Now, it appears we finally have an idea of where BMW is going with the i3, and it comes from none other than BMW's new CEO, Oliver Zipse. According to an interview with the German outlet Frankfurter Allgemeine Sonntagszeitung, Zipse said the i3 will indeed live on, and it will continue to get improvements, including another battery pack upgrade.
“The i3 will continue to be produced, no question about it. The car is already an icon today. Which car can claim this after only six years? Icons tick according to a different logic, they don’t have a classic successor, they always remain true to themselves in essence.” Today, the i3 is more in demand than ever and will “make another leap in battery and operating concepts”.
Zipse is correct about the i3 being in more demand today than ever. While US sales have receded a bit in recent years, overall global demand for the i3 has increased every year since its launch:
- 2013: 311
- 2014: 16,052
- 2015: 24,057
- 2016: 25,528
- 2017: 31,482
- 2018: 36,829
- 2019: Zipse says the 2019 i3's European demand has grown by 20% over 2018
“We are growing with the i3 every year – in Europe this year by around 20 per cent. The investments have been written off, we earn money with every i3. Why in God’s name should we give up this car, which is now at the height of its time? We are sure that the i3 still has great potential,” says the BMW CEO.
If you need further proof of the i3's staying power, on October 18th, the official BMW i page on Facebook posted "The journey did not come to its end. Officially confirmed by BMW CEO, Oliver Zipse, BMW i3 production will continue in the future." There you have it.
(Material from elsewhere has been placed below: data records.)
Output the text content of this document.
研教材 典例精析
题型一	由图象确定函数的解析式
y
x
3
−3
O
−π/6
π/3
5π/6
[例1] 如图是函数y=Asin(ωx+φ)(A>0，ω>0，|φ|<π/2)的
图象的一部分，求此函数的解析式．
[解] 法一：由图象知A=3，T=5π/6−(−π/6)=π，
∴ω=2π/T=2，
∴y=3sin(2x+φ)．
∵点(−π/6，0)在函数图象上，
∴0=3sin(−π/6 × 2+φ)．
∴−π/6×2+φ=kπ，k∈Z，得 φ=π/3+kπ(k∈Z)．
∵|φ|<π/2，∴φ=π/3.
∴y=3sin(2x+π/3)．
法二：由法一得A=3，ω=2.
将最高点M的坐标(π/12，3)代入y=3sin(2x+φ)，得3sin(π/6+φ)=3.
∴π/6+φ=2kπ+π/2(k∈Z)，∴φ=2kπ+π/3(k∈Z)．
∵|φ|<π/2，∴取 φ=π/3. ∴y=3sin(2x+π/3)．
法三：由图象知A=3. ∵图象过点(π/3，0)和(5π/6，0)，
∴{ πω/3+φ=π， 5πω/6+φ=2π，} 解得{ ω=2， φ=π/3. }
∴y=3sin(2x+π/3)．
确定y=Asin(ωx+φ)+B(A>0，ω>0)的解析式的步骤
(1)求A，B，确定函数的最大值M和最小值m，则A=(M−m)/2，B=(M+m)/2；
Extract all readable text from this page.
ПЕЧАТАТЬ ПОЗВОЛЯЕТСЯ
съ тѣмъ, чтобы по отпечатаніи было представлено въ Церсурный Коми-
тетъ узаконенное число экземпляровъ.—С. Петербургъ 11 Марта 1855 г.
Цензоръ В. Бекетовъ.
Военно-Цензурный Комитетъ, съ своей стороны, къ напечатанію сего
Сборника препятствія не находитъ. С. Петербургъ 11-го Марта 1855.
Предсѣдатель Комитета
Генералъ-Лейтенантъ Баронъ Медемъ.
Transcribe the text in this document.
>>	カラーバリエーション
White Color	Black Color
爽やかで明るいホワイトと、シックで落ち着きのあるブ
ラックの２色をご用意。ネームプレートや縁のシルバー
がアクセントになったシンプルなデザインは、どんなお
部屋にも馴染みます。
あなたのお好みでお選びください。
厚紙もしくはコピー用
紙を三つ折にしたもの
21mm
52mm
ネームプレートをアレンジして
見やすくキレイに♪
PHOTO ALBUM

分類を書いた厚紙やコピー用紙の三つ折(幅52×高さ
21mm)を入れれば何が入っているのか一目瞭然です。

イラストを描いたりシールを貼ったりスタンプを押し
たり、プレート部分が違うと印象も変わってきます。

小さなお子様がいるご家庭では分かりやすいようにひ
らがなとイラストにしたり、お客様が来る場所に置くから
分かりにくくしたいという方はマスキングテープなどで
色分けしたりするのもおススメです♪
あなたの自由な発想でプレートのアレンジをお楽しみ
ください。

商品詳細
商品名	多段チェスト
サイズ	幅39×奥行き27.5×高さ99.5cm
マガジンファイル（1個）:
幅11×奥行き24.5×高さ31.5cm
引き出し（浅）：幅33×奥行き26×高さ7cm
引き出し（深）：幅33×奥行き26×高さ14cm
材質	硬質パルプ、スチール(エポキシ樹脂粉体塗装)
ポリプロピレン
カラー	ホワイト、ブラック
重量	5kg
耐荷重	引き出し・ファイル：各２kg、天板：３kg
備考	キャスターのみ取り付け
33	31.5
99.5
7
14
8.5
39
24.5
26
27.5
The 2014 i3 originally came with a 21.6 kWh battery. Then, in mid-2016, BMW introduced the 2017 i3 with a 33.2 kWh battery. In 2019, BMW upgraded the battery again, this time to 42.2 kWh. In each case, BMW continued to use the same battery tray and number of modules. The cells for all three packs are also the same physical size, just different levels of energy density.
If the next incremental battery improvement is similar to the past two, we can expect the i3 to have a 52 kWh - 53 kWh battery and deliver about 185 -190 miles of range. I believe at that point, BMW would consider dropping the range extender option, as very few customers would find it necessary.
Every time BMW has upgraded the i3's battery, a smaller percentage of the i3's overall sales have included the option. When the i3 first launched, about 75% of all i3 sales included the range extender option. Today, with the i3 having a 155-mile range, the range extender take is well under 50%.
It's unclear exactly how long BMW plans to continue production of the i3, but I believe it will be for at least another three to four years. We now know that the i3 will get another battery upgrade, which will likely be in 2021. I say 2021 because that would adhere to BMW's past history of improving the i3's battery about every 2 to 2.5 years.
If the new-battery i3 launches in 2021, BMW will keep the model around for at least another two years after that. If they only intended to keep the i3 until 2022, why would they go through the expense and hassle of upgrading the battery for only 12 months of sales? They wouldn't.
Therefore, i3 fans can breathe a sigh of relief for now, at least. It appears the little "megacity-car" from Munich will be around for foreseeable future. Hell, I may even get my third one if they keep it around long enough.